Nous pourrions dans notre petite belgitude nous sentir à l’abri de ce type de dérive anti-démocratique et populiste. Une série d’enquêtes menées auprès de la population belge contredit cette croyance : L’aspiration à un pouvoir fort n’est pas le seul apanage des citoyens américains !
-Janvier 2023 : Enquête « Noir Jaune Blues », cinq ans après le premier sondage : un belge sur deux souhaite une gouvernance autoritaire.
-Mars 2025 : Enquête « Ceci n’est pas une crise » publiée dans Le Soir : sept belges sur dix souhaitent un leader politique fort sans contre-pouvoirs ! Les belges sont aussi majoritairement demandeurs d’une société plus homogène, plus repliée sur elle-même ; quant à ceux qui désirent une société plus ouverte, ils ne sont plus que 19 % !
La question qu’on ne peut manquer de se poser est évidemment : Comment en est-on arrivé là ?
Déjà lors du premier sondage en 2017, Benoît Scheuer, directeur de l’institut de sondage Survey&action, constatait : « Nous ne faisons plus société ». « La confiance dans les institutions qui constituent les armatures de la société, s’est effondrée. Pour faire société, il faut également partager des valeurs communes. Or, souligne le sociologue, « jusque récemment, il y avait un consensus, c’était que de génération en génération, on allait vers un mieux. Et c’est pour cette raison qu’on faisait société, c’est collectivement qu’on arrivait à ce résultat-là. Aujourd’hui, c’est le sentiment que nos enfants vivront moins bien que nous qui domine. Il y a une peur de déclassement : 73% des individus pensent qu’il y a de plus en plus d’inégalités sociales en Belgique. »
Selon l’enquête, six personnes sur dix estimaient déjà en 2017 que l’offre politique actuelle ne répond pas à leurs attentes et plus largement que le système est globalement en échec.
Les Belges sont donc demandeurs d’un pouvoir fort comme le montre la dernière étude en date publiée dans Le Soir. 69% des sondés voudraient « un dirigeant fort qui appelle directement au peuple, un rejet de tous les contre-pouvoirs, de toutes représentations de toutes les élites« . Ce score est 4 points plus élevés qu’en 2023, mais surtout 17 points plus élevés qu’en 2020, lors de la première édition de ce sondage. *
Ce lundi 10 mars, j’entendais Aline Goncalves et Sophie Mergenne dans le journal de 8 heures de la Première RTBF qui commentent cette enquête :
« Sept belges sur dix affirment « subir leur vie » et ont peur pour l’avenir de leurs enfants.
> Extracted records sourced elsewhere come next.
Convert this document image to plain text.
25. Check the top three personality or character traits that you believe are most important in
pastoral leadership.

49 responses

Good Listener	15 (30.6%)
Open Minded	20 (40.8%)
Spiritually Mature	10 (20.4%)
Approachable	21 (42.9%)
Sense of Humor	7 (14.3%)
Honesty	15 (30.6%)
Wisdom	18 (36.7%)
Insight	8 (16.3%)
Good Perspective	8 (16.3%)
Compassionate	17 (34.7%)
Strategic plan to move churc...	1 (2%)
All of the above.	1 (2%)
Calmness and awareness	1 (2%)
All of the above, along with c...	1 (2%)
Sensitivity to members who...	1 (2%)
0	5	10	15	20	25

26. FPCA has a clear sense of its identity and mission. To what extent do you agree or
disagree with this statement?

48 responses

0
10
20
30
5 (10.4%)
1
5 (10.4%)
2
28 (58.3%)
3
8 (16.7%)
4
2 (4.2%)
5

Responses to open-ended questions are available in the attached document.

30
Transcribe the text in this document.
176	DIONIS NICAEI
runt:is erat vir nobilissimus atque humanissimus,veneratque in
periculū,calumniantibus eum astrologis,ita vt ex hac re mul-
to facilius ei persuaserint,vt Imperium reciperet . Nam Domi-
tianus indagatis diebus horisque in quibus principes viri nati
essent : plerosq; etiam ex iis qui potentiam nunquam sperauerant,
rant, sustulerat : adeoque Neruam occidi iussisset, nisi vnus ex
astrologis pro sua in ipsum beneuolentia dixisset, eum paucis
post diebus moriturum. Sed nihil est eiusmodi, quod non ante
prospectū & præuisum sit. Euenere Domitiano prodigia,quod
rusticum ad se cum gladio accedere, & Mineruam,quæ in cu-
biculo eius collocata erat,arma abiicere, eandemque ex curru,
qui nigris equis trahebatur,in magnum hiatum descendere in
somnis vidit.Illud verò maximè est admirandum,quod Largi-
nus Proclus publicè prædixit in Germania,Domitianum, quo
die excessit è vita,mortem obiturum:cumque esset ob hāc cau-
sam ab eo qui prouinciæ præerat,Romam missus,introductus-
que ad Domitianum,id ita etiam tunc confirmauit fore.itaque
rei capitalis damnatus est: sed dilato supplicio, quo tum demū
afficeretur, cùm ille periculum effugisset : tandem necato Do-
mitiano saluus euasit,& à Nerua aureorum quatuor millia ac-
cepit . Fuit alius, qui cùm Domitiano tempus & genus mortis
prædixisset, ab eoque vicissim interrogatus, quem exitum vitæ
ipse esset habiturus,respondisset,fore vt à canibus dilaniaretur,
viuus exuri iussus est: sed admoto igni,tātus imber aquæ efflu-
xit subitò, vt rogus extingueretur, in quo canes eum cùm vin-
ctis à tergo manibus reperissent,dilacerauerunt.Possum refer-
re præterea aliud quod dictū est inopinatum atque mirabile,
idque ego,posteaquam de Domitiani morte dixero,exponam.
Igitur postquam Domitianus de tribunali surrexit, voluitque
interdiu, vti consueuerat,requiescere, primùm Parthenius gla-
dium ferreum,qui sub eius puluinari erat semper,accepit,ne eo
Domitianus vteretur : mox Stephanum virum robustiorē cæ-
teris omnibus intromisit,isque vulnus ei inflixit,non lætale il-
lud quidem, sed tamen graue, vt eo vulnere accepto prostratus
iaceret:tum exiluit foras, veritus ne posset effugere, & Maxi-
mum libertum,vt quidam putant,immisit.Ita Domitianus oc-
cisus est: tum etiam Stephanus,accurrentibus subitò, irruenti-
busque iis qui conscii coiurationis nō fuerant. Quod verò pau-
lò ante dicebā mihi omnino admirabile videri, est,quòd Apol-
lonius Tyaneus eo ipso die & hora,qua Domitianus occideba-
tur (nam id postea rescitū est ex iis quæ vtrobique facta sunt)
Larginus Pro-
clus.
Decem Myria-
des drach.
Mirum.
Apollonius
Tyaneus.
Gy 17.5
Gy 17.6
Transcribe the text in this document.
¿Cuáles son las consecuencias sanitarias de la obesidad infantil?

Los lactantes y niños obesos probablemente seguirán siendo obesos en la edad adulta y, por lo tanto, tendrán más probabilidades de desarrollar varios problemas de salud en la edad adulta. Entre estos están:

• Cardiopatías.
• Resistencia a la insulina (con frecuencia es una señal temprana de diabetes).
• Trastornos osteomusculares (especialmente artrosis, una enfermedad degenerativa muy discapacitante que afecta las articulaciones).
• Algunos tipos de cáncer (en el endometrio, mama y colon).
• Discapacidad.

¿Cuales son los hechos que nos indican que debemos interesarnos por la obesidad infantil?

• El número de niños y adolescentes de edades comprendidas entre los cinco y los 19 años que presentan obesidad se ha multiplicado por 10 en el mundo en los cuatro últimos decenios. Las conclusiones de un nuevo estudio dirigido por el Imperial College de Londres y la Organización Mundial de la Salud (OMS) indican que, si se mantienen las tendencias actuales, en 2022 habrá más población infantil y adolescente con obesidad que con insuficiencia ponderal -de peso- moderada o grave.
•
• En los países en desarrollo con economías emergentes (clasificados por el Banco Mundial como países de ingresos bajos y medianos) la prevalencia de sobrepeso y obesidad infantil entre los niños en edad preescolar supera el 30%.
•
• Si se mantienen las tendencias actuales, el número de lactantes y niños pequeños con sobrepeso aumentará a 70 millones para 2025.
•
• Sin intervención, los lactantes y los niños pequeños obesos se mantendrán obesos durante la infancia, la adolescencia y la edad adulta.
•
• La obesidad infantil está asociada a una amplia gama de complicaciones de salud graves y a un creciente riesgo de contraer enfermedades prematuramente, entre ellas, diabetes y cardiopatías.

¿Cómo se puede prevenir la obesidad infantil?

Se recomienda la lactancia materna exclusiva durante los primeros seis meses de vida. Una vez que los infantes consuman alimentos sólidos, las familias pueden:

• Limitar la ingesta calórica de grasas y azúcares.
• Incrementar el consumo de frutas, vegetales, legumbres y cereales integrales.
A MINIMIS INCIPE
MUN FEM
C’est ce qui ressort de cette étude « Noir Jaune Blues » qui prend régulièrement le pouls des citoyens, de leur leurs états d’esprit, leurs inspirations, leurs inquiétudes. Ce qui ressort, c’est qu’une majorité des belges se sent abandonnés ; ils ont perdu confiance dans le monde politique et se replient sur eux-mêmes – c’est ce qu’on observait déjà dans les précédentes vagues d’études, mais c’est encore plus marqué.
« 56 % des belges aspirent à une société du repli ; c’est 10 % de plus qu’il y a 5 ans. Ces citoyens sont en quelque sorte dégoûtés du système, ils ont perdu confiance dans les institutions. D’après Jérôme Van Ruychevelt, chargé d’analyse à la fondation « Ceci n’est pas une crise » : « Il y a une volonté d’une société plus homogène, notamment culturellement (retribalisation) ; il y a une logique d’adhésion à la rhétorique brutale, à l’attaque et à la polémique systématique ; il y a une volonté aussi de penser que « avant, c’était mieux » donc c’est la nostalgie du passé ; et avoir des logiques « boucs émissaires » c’est-à-dire voir tout ce qui est étranger à la communauté comme étant un stigmate dangereux. Aujourd’hui, sept personnes sur dix aspirent à un gouvernement autoritaire dirigé par un leader charismatique, une proportion qui augmente d’année en année. »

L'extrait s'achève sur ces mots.